Sentiment remains positive despite small reduction in lot sales
Total sales across metropolitan and regional growth areas declined by more than 4% in July to 1,173 lots. Although activity eased, the broader trend remains positive, reflecting the improved sentiment seen through 2025. This is further evident by gross lot sales being a substantial 58% higher than in the corresponding month last year. The RBA’s surprise decision to hold rates steady in July may have prompted some increased buyer caution, as noted by a slightly more pessimistic reading for the time to buy a dwelling sub-index as a part of the Westpac-Melbourne Institute Consumer Sentiment Index, though this is expected to quickly ease following the August rate cut.
Monthly sales decline in metropolitan and Geelong growth corridors
All three Melbourne growth corridors, and Geelong, recorded a monthly drop in sales.

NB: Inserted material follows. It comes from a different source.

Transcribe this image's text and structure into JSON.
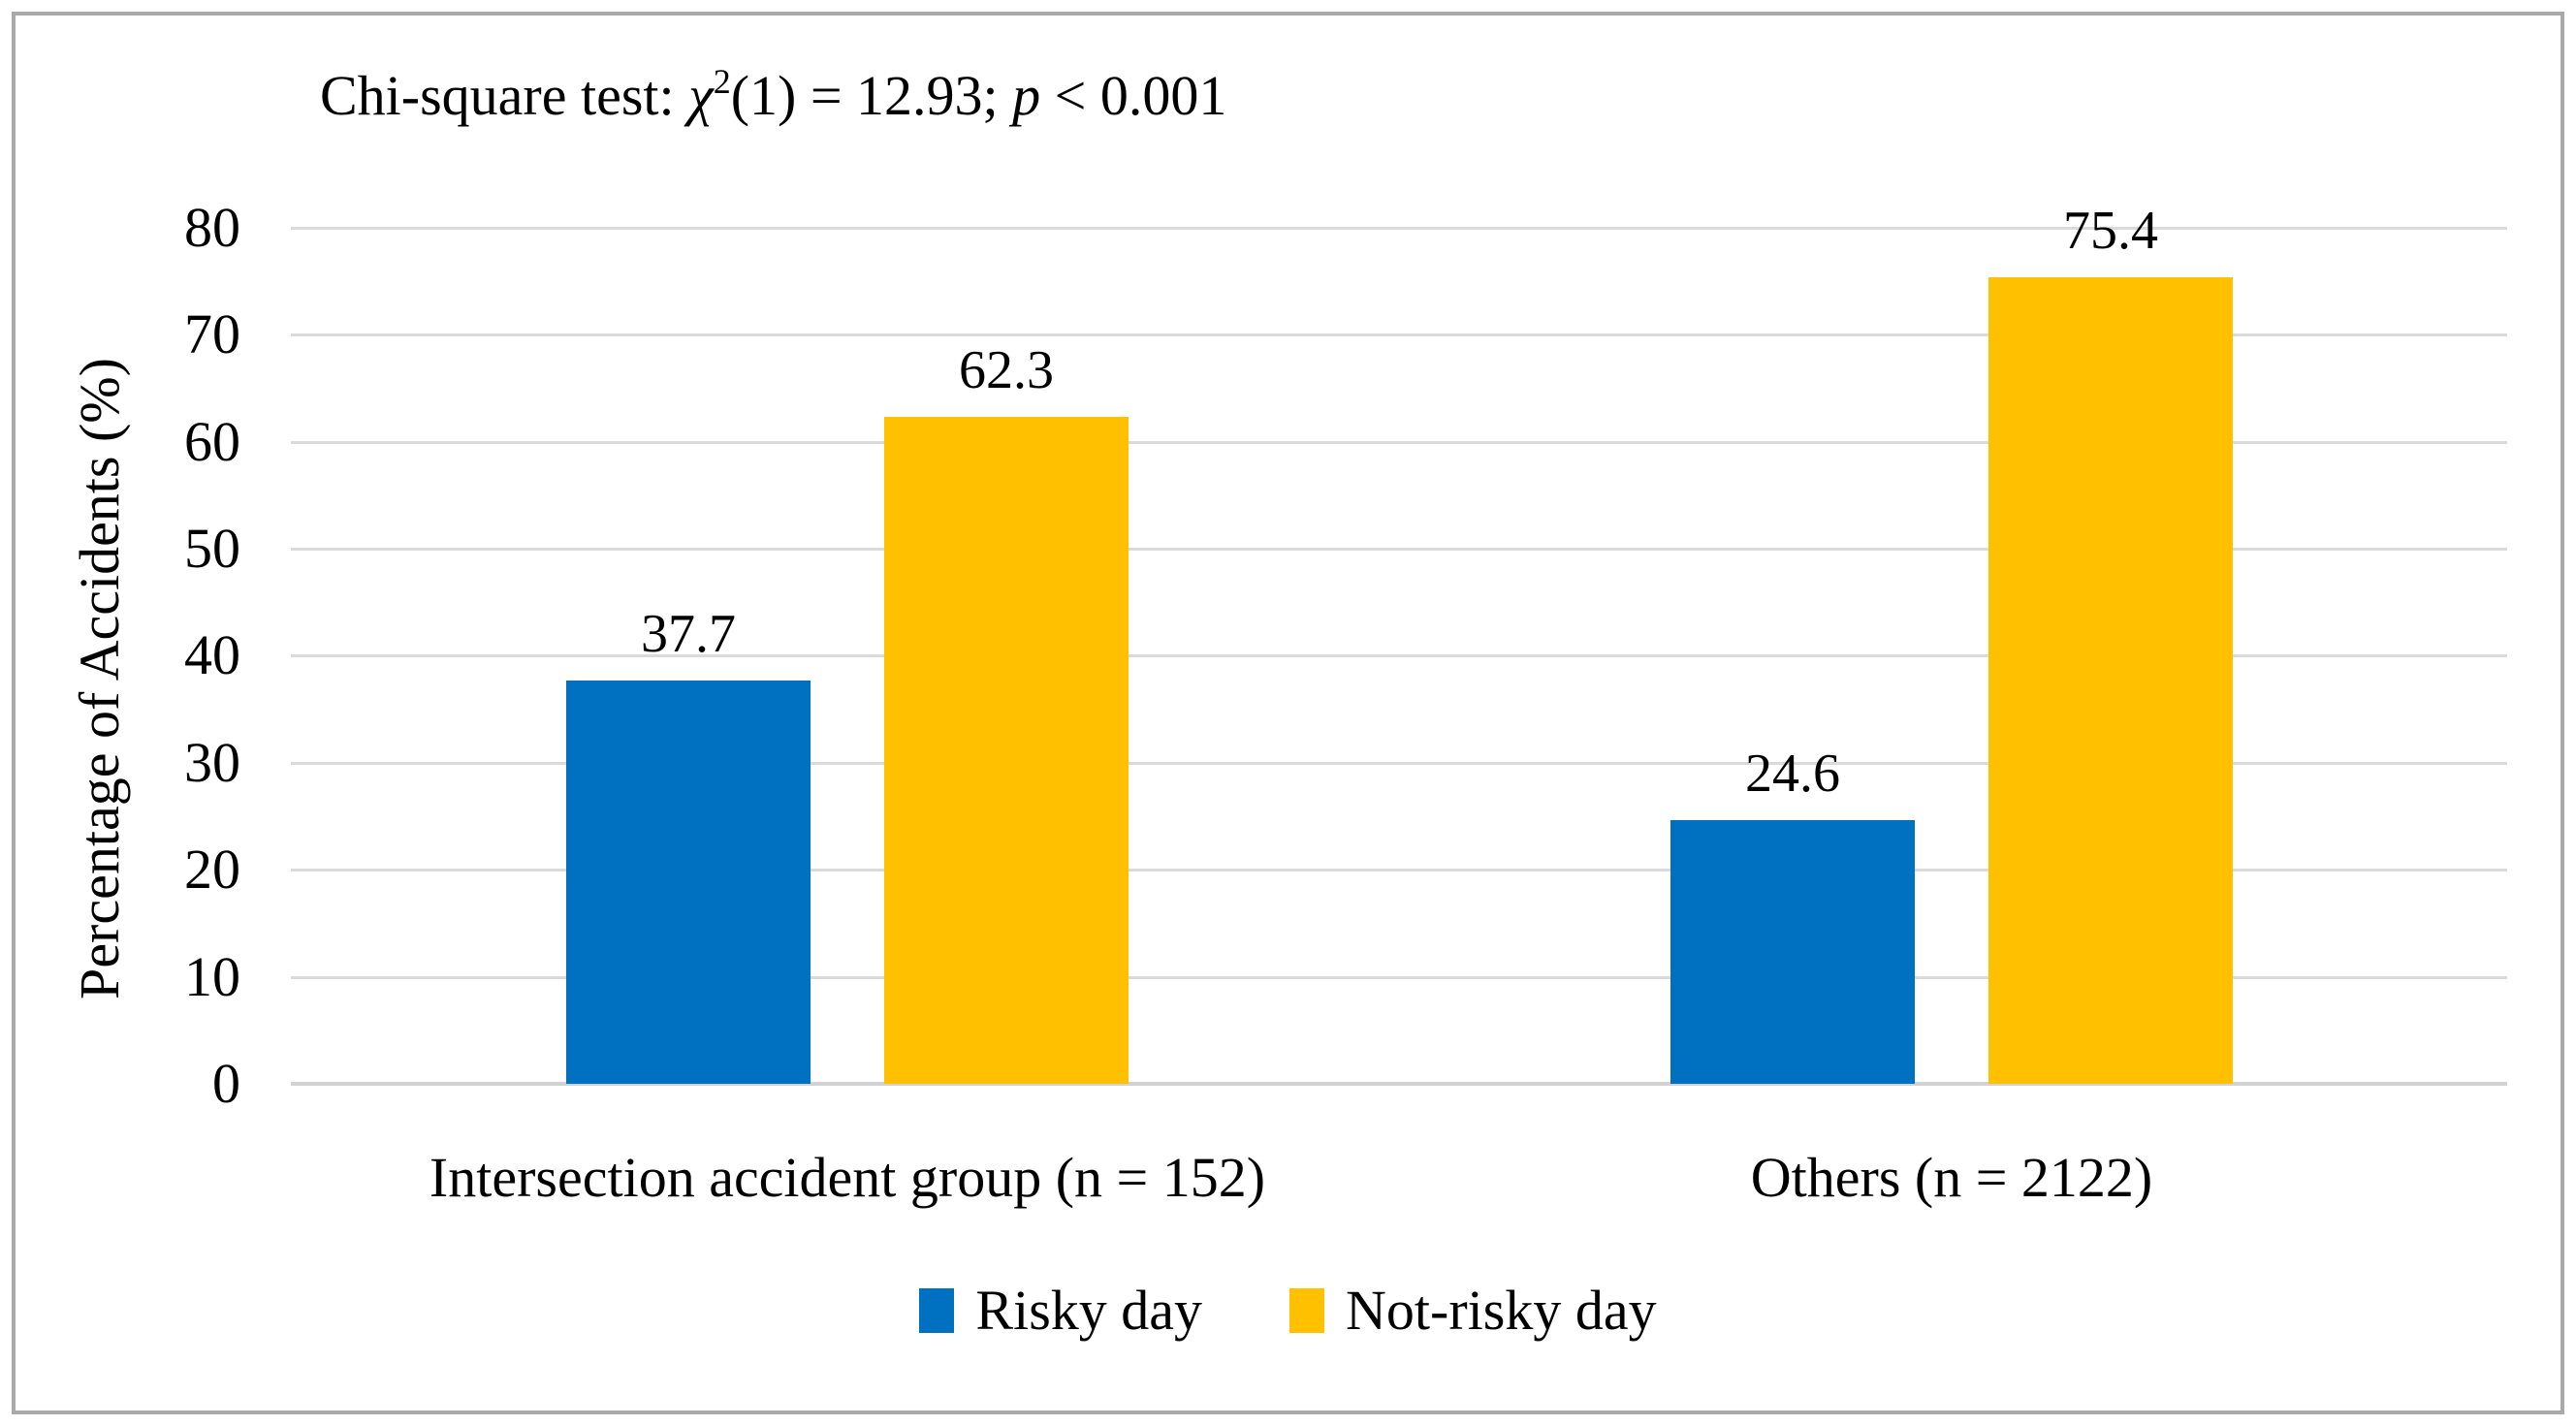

The Western corridor retained the highest share at 29%, although down from 32% last month, while Geelong’s proportion fell to 9%. Conversely, both the South East and Northern corridors still saw a marginal increase their respective share of total sales to 23% and 28%, after recording a smaller rate of decline in lot sales. The remaining regional growth areas all experienced a higher market share, however combined, they account for less than 10% of total activity.
Movements in median sizes dictate the change in median prices
In Melbourne, the median lot size grew 2.6% to 359sqm, supporting a 1.4% lift in the median lot price to $397,000. This resulted in the median per sqm rate lowering slightly, although remains above $1,100. In contrast, Geelong's median lot price fell 2.6% to $363,000, driven by a 3.7% drop in lot size to 364sqm. While starting to become less prevalent, rebates and incentives of 5-10% of headline lot prices remain available in the new home market.